Министерство справедливости | страница 121
Хотя у Шерензона не было ни лошади, ни телеги, ни тем более денег, чтобы раскатывать по железной дороге даже в вагонах третьего класса, он умел обгонять самых быстрых конкурентов, успевая примчаться раньше них и распродать свои железки. Он был впереди зимой и летом, а в пору весенних паводков и осенней распутицы ему вообще не было равных. И все потому, что прадед Славки умел летать — тайное преимущество, бесценное в условиях бездорожья Российской империи. В юности он немного пугался своего дара, но потом успокоился, осторожно расспросив ребе и узнав, что даже сам пророк Моисей неоднократно парил над землей во время битвы израильтян с мадианитянами.
Согласно семейной легенде Шерензонов, однажды осенью Борух Менделевич совершал очередное ночное путешествие из Невеля в Оршу и на рассвете решил передохнуть в Витебске — на крыше чьего-то сарая. Когда летучий торговец завершил свой завтрак (полфунта ситного и полфунта чайной колбасы) и уже начал было подниматься в воздух, прадеда Славки заметил вышедший на крыльцо сын хозяина: он как раз в эти дни приехал из Парижа, чтобы повидать своих здешних родных. «И что вы так на меня смотрите? Вы что, еврея никогда не видели?» — спросил Борух Менделевич, строго глядя на молодого человека сверху вниз. «Такого — никогда!» — честно признался ему еще не всемирно знаменитый, но уже подающий надежды двадцатисемилетний живописец Марк Шагал.
Биография этого художника давно изучена вдоль и поперек. Об одном только не знают искусствоведы и историки: сюжет картины «Над Витебском» не был красивой метафорой, как на последующих полотнах. Первый раз своего героя Марк Захарович писал с натуры.
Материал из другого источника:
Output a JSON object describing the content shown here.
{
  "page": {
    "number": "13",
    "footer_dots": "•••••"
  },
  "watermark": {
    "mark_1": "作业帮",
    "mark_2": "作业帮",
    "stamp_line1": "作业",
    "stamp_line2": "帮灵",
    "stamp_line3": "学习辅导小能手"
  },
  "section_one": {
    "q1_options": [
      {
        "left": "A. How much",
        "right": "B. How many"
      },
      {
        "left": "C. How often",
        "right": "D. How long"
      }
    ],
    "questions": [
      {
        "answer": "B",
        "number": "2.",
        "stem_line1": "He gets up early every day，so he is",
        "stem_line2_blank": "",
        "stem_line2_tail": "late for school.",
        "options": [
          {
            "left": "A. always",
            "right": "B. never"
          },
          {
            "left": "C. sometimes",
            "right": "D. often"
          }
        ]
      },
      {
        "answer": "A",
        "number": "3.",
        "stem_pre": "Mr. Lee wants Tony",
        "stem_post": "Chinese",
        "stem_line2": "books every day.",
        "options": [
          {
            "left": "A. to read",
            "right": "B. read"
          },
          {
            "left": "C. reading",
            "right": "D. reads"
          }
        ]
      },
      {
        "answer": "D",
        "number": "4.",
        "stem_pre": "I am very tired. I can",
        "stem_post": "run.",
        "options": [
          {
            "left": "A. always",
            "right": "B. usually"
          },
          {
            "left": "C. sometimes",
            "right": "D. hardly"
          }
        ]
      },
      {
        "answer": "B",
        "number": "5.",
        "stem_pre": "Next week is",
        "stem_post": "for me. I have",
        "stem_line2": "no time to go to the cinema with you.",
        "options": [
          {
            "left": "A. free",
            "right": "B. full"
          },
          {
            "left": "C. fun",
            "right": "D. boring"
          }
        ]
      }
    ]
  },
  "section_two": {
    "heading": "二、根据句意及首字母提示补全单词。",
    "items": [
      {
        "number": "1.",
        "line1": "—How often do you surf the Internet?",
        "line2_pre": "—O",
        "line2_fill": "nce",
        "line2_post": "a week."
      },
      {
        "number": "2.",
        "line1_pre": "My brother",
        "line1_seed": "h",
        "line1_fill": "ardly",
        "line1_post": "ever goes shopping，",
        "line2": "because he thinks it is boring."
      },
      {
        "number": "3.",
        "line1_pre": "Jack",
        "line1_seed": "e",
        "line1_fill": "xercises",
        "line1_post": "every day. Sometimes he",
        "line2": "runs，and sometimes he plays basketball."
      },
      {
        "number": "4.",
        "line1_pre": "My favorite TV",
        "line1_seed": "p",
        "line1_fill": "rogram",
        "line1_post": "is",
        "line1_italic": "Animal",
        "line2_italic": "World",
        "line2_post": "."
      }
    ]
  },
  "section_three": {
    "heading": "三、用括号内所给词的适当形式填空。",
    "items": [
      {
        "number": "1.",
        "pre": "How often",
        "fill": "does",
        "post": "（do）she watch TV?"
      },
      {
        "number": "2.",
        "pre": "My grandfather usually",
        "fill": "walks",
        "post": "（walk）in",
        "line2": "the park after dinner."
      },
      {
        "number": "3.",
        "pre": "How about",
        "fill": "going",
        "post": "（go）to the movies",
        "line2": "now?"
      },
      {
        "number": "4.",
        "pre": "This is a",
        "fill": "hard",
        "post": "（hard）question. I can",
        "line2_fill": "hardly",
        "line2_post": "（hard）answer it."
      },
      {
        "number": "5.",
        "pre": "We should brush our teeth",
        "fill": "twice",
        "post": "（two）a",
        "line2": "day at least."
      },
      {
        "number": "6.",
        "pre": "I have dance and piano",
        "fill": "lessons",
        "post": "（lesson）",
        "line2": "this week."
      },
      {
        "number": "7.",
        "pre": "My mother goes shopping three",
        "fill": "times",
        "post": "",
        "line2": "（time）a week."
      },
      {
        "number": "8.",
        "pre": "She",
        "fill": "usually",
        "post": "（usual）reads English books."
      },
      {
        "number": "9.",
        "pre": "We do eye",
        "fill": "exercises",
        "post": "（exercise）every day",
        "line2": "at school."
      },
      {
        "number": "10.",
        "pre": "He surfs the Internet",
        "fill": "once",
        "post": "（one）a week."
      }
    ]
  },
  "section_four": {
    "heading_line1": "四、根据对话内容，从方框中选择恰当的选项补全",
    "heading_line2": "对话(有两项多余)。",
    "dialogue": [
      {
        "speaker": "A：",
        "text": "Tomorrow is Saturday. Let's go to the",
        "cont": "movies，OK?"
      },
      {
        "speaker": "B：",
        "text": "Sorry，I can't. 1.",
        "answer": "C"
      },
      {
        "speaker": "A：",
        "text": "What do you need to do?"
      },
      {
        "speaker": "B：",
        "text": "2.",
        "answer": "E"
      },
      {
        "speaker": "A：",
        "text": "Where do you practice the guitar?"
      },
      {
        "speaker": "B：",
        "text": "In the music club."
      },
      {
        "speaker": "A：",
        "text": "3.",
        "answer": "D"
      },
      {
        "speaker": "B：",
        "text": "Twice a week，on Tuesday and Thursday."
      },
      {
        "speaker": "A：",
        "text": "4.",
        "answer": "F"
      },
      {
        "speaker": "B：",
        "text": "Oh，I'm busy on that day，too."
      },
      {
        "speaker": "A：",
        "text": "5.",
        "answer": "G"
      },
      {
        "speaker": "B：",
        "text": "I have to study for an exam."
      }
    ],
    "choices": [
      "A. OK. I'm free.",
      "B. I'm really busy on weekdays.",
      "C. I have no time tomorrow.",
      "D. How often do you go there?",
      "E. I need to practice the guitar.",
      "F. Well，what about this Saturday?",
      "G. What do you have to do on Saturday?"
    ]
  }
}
Да-да, в конце концов добрый Борух Менделевич поддался на уговоры молодого Шагала и согласился позировать для его картины. Правда, он поставил два условия. Первое — живописец ни под каким видом не выдаст его секрета. Второе — Шагал купит себе что-нибудь из мешка перелетного торговца. «Гвозди вам вряд ли нужны, за качество оконного шпингалета я не ручаюсь, а бритву мне предлагать невежливо, учитывая, что вы художник и тем более парижский, — сказал ему тогда Шерензон. — Возьмите ножницы. Вещь небольшая и недорогая, а пригодится на всю жизнь». Так оно в итоге и оказалось.
Осенью 1914 года, когда Борух Менделевич продал Шагалу ножницы и подарил тему для многих его будущих картин, Славкиному прадеду было тридцать восемь. Осенью 1941 года ему было шестьдесят пять, но он был еще очень крепок. За три вылета ему удалось украсть из Витебского гетто семерых детей — одного своего, младшенького сына Гирша, и шестерых чужих — трех мальчиков и трех девочек — их имен он так и не узнал. Десятки полицаев и немцев из айнзатцкоманды каждую ночь сторожили глухой забор, окружавший гетто, и освещали его прожекторами, чтобы евреи не сбежали. Но направить прожектора в небо и посмотреть вверх никто из охранников не додумался.